84 Cast: David Oyelowo, Rosamund Pike, Tom Felton, Jack Davenport, Laura Carmichael, Terry Pheto, Jessica Oyelowo, Vusi Kunene, Nicholas Lyndhurst, Arnold Oceng, Anastasia Hille, Charlotte Hope, Theo Landey

Director: Amma Asante

Rating: PG-13, for some language including racial epithets and a scene of sensuality

Running time: 1 hour, 51 minutes

One would imagine that her parents would be elated that she's caught the eye of a handsome law student named Seretse Khama (David Oyelowo). He's suave, well-manned and is even (gasp!) a real live prince about to rule.

Unfortunately for the happy couple, he's ascending to the throne of Bechuanaland, which is now known as Botswana. Ruth's working class parents (Nicholas Lyndhurst, Anastasia Hille) disown her, and she loses her job simply because her groom is black.

Back in Bechuanaland, Seretse's subjects aren't that receptive to his new bride. His uncle Tshekedi Khama (Vusi Kunene) is furious his nephew has married a white woman who also happens to be a commoner, and many in the kingdom wonder if his time in London has distracted him from his forthcoming duties.

Seretse and Ruth continue to face a long series of clashes with their families and the British and Bechuanaland governments because the fairy tale ending finally kicks in. Director Amma Asante (Belle) and screenwriter Guy Hibbert (Eye in the Sky) make the romance convincing because they wisely avoid asking viewers to believe in fairies.

Asante makes the prejudice in post-World War II England seem suitably infuriating. The scorn that Seretse and Ruth encounter feels consistently real. While racism itself is bad enough, the British Crown is also inhibiting the lovers because the economy of the United Kingdom needs mineral wealth from South Africa, and the couple's union makes officials in Cape Town and Pretoria nervous. Having South Africa's apartheid system flouted by their northern neighbors (and their soon-to-be royal family) presents a serious threat. Essentially, the suits in London are more worried about minerals than justice or love.

Greed can make people accept even the most repellent of philosophies.

Casting two ideal actors for the leads certainly helps. Oyelowo, who channeled Martin Luther King Jr. in Selma, is equally at home being an actual king.
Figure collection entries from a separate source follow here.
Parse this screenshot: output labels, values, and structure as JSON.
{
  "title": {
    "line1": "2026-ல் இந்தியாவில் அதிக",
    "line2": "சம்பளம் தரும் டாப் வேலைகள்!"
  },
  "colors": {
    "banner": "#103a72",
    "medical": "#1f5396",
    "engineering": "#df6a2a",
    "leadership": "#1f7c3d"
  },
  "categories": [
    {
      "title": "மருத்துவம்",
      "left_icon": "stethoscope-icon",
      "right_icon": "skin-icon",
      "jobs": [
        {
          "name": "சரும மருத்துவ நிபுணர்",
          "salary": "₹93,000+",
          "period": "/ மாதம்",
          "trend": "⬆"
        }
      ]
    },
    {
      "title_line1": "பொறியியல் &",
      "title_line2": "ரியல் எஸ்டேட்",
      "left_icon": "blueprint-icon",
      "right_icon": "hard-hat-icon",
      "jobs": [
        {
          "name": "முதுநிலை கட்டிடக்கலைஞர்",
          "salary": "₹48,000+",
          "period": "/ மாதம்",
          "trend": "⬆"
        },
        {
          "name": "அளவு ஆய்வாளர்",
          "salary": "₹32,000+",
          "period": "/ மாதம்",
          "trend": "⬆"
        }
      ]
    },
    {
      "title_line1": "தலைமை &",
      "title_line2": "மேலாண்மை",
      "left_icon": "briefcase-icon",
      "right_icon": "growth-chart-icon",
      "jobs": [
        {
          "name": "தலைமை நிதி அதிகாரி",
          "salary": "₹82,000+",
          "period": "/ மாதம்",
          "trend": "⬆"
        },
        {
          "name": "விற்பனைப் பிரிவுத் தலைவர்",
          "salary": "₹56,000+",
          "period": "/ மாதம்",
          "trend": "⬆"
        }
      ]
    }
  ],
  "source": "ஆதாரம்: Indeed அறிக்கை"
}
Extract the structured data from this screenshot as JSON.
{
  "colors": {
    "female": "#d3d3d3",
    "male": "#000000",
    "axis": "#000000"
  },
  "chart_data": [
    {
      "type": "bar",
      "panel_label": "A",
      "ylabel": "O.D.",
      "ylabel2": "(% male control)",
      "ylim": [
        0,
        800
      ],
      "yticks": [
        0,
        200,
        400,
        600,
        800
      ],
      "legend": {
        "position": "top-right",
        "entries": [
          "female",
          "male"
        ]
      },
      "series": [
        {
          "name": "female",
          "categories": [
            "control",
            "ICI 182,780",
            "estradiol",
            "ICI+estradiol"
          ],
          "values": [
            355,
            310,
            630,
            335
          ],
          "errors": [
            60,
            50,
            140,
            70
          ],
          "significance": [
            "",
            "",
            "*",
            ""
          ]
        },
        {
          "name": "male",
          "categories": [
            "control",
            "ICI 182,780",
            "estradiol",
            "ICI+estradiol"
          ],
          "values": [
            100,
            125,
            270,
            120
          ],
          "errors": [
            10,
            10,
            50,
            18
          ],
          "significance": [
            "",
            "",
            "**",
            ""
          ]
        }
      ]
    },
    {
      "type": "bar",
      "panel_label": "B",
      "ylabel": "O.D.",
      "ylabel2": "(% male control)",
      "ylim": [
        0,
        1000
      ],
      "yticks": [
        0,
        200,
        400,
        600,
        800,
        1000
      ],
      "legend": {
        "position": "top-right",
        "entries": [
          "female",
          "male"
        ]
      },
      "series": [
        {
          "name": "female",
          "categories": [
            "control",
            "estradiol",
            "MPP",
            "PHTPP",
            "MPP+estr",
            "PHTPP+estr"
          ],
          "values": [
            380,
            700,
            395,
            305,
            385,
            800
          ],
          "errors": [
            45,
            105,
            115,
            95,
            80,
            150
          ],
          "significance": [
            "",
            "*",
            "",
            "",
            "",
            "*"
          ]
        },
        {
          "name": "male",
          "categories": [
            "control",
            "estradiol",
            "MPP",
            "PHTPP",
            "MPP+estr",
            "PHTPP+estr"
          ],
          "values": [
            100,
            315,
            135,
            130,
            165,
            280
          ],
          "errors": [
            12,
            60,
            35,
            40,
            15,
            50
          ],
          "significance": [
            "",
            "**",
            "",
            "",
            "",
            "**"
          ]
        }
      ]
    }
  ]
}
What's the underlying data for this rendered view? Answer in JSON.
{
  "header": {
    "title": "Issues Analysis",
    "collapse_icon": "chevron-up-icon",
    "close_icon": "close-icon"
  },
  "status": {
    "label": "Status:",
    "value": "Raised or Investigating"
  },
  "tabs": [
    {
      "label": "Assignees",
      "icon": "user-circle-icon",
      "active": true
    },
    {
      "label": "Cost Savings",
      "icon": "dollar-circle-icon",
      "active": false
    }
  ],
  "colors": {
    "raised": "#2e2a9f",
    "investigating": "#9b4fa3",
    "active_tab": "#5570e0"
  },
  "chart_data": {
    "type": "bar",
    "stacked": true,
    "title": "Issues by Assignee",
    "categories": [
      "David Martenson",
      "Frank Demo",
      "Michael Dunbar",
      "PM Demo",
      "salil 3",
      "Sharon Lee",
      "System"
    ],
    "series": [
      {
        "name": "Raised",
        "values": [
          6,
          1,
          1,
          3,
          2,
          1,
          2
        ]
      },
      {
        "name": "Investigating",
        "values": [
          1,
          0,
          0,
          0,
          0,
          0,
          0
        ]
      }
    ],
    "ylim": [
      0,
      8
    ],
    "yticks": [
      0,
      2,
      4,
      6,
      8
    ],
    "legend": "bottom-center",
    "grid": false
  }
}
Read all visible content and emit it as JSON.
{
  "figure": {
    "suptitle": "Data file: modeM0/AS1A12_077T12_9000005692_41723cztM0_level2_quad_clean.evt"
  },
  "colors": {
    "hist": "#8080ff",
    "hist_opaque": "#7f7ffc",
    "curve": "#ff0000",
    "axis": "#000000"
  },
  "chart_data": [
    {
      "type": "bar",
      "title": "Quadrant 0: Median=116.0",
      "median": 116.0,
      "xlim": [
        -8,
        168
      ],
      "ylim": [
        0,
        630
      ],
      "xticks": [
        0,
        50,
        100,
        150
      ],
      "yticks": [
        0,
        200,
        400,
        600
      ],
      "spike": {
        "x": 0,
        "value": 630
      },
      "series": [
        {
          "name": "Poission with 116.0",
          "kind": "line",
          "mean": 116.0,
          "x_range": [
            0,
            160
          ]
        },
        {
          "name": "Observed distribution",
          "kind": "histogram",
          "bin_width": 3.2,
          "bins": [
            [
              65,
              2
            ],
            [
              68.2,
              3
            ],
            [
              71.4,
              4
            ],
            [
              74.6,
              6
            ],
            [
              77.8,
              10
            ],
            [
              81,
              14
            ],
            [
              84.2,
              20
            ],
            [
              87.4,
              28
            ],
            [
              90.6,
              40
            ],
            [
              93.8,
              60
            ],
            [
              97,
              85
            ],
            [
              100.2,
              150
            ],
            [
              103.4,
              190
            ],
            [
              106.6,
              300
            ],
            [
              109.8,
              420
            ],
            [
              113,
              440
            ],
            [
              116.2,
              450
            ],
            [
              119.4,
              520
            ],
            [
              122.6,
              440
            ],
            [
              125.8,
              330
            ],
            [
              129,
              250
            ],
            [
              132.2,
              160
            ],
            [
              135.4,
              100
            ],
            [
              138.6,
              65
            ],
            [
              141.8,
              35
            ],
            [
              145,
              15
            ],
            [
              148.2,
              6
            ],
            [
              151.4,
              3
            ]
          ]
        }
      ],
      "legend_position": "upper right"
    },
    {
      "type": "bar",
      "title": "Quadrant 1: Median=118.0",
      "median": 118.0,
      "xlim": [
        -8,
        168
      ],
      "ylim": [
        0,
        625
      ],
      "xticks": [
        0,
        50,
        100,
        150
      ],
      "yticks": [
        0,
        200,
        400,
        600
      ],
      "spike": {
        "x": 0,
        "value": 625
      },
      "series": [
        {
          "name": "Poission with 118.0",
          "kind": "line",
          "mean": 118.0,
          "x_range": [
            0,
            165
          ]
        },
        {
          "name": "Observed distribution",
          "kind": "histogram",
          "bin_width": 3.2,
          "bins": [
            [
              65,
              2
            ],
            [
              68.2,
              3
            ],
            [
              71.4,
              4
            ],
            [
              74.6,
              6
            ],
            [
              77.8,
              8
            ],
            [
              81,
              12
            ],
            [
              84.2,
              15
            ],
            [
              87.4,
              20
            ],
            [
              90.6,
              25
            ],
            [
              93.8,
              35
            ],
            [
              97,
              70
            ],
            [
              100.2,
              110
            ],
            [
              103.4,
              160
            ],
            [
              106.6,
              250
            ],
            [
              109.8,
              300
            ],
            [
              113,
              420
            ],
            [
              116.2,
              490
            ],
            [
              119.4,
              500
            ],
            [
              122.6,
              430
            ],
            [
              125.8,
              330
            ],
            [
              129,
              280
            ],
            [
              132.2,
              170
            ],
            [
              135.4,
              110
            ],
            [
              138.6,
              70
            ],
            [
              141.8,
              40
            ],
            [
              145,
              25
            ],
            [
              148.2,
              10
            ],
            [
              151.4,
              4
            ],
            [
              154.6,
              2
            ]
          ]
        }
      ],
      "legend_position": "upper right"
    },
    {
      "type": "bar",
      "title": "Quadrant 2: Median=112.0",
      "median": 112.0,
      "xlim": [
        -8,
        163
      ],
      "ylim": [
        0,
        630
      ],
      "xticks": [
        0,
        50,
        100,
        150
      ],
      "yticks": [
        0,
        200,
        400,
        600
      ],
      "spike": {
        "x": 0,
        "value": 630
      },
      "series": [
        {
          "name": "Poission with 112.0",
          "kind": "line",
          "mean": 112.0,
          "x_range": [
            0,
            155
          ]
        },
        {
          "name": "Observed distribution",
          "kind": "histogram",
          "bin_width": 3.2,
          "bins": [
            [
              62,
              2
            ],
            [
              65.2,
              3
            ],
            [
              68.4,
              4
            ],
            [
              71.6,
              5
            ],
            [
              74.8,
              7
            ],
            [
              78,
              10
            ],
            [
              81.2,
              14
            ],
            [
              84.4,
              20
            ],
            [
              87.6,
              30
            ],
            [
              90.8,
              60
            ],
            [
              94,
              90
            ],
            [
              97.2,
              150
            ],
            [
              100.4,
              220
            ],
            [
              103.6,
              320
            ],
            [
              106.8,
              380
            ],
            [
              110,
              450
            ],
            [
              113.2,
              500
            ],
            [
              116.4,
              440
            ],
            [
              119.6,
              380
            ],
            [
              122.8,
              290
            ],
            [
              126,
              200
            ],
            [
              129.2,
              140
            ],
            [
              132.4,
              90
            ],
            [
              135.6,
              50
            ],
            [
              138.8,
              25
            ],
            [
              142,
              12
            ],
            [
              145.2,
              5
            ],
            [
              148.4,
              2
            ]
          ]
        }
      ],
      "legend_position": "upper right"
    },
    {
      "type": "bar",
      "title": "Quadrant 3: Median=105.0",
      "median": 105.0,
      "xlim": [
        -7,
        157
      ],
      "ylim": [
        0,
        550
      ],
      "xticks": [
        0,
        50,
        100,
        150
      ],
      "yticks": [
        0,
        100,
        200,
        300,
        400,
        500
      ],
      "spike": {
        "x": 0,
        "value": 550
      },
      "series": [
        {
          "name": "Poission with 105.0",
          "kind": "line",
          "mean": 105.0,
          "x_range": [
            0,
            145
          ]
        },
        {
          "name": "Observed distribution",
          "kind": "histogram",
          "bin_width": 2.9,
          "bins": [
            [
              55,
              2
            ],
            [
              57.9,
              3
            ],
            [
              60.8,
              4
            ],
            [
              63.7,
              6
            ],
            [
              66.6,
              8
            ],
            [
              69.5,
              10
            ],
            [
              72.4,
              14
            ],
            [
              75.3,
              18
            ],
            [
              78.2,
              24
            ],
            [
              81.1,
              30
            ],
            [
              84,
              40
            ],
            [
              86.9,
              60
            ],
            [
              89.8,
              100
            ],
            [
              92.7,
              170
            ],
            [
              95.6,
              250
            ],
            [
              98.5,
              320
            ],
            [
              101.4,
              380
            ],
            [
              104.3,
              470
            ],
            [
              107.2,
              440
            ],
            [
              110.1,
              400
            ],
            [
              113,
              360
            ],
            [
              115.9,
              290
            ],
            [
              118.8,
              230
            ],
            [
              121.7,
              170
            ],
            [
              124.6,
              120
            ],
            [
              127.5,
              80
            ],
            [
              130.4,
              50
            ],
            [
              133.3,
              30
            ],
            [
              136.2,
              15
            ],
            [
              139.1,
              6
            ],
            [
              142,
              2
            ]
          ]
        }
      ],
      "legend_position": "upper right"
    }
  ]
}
He projects dignity, intelligence and compassion in a manner that more appointed, anointed or elected officials should emulate. Oyelowo can make pleas for tolerance or justice sound stirring even if we've heard them before.

Similarly, Pike manages to hold her own against her leading man and projects the kind of resolve necessary to overcome prejudice wherever she sets foot. Pike was terrific as the steely minded title character in Gone Girl and is a former Bond girl (Die Another Day), so playing tough characters is a specialty for her.

It's not too surprising that the villains in A United Kingdom are obviously composite characters. Tom Felton may have graduated from Hogwarts a long time ago, but it's a shame that it's hard to see him playing anything but a self-absorbed colonialist stooge. He and Jack Davenport take turns being the more repellent of the heels in the movie, but embracing dubious and pernicious ideologies can't help but turn a person into caricature.